Now their garage is an absolute dream for anyone who is into cars, and especially classics (which I am). But if I’d turned up in his beautiful E-Type Jaguar, the powerhouse Ford Mustang or the visceral AC Cobra, the expectations would have been sky-high. But if I turned up in a classic 50-year old Cooper, it would be so much fun. Plus, of the cars on offer, this was possibly one of the most suited to a hill climb course… possibly.

So… the car. It was a handful… and I mean it. In terms of mod-cons… well, none. We’re talking manual choke here… which some of my co-guests hadn’t even heard of. The steering was relatively poor, the suspension was… actually, considering the tiny wheels and proximity to the floor, very good. The power… well, not massive, but considering the very old brakes, that wasn’t a bad thing. Nor was the 50mph limit imposed by the hire company. Although it was quite hard to get to that limit for a lot of the day.

But… and this is a BIG but… it was so much fun – the engine sounded amazing – noisy but amazing, and considering there was no stereo, that was a plus, but the lack of modern comforts and technology just added to the amazing experience.

Yes, it got some amused looks when I parked at Prescott between a BMW i8 and a Mercedes AMG GT. And our neighbour texted us at 11pm saying we’d left one of my son’s toys on the drive. But at the same time… everyone wanted to have a ride up the hill. Including an amateur hill-climber who turned up in his custom built car.

But when all is said and done, would I buy a classic Mini?

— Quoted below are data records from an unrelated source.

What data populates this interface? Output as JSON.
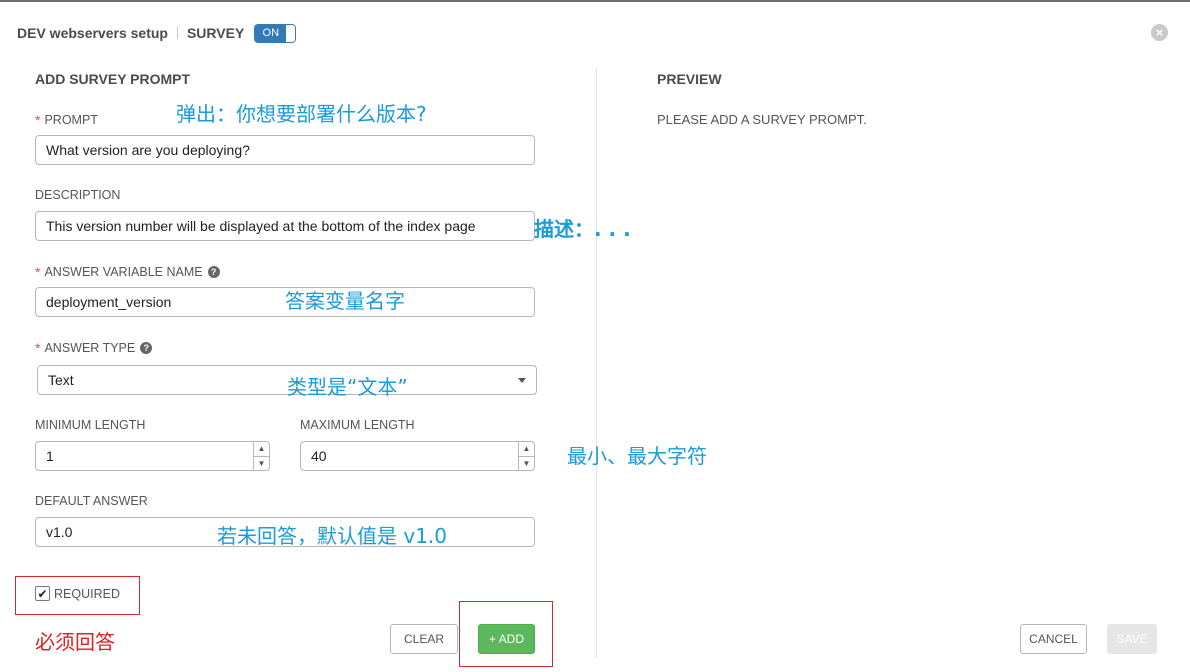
{
  "header": {
    "title": "DEV webservers setup",
    "survey_label": "SURVEY",
    "toggle_state": "ON"
  },
  "form": {
    "section_title": "ADD SURVEY PROMPT",
    "prompt": {
      "label": "PROMPT",
      "value": "What version are you deploying?"
    },
    "description": {
      "label": "DESCRIPTION",
      "value": "This version number will be displayed at the bottom of the index page"
    },
    "variable_name": {
      "label": "ANSWER VARIABLE NAME",
      "value": "deployment_version"
    },
    "answer_type": {
      "label": "ANSWER TYPE",
      "value": "Text"
    },
    "min_length": {
      "label": "MINIMUM LENGTH",
      "value": "1"
    },
    "max_length": {
      "label": "MAXIMUM LENGTH",
      "value": "40"
    },
    "default_answer": {
      "label": "DEFAULT ANSWER",
      "value": "v1.0"
    },
    "required": {
      "label": "REQUIRED",
      "checked": true
    },
    "clear_label": "CLEAR",
    "add_label": "+ ADD"
  },
  "preview": {
    "title": "PREVIEW",
    "empty_text": "PLEASE ADD A SURVEY PROMPT."
  },
  "footer": {
    "cancel_label": "CANCEL",
    "save_label": "SAVE"
  },
  "annotations": {
    "prompt": "弹出：你想要部署什么版本?",
    "description": "描述：. . .",
    "variable": "答案变量名字",
    "type": "类型是“文本”",
    "length": "最小、最大字符",
    "default": "若未回答，默认值是 v1.0",
    "required": "必须回答"
  },
  "colors": {
    "annotation_blue": "#1b9bd8",
    "annotation_red": "#e02020",
    "toggle_blue": "#337ab7",
    "add_green": "#5cb85c",
    "required_red": "#d9534f"
  }
}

Absolutely not. I cannot even begin to imagine the work involved in the upkeep, the struggle to find parts etc.

But at the same time, the experience of driving this part of British history? Priceless. I am already planning to hire something while we still have some semblance of nice weather and taking my wife out for a day in the Cotswolds.

I don’t think this Mini will be used in a remake of The Italian Job any time soon, but for sheer fun, you cant beat it. One word of warning… be prepared for modern brakes when you get back into your own car – you may end up head butting the steering wheel once or twice before getting used to the modern motor car once again.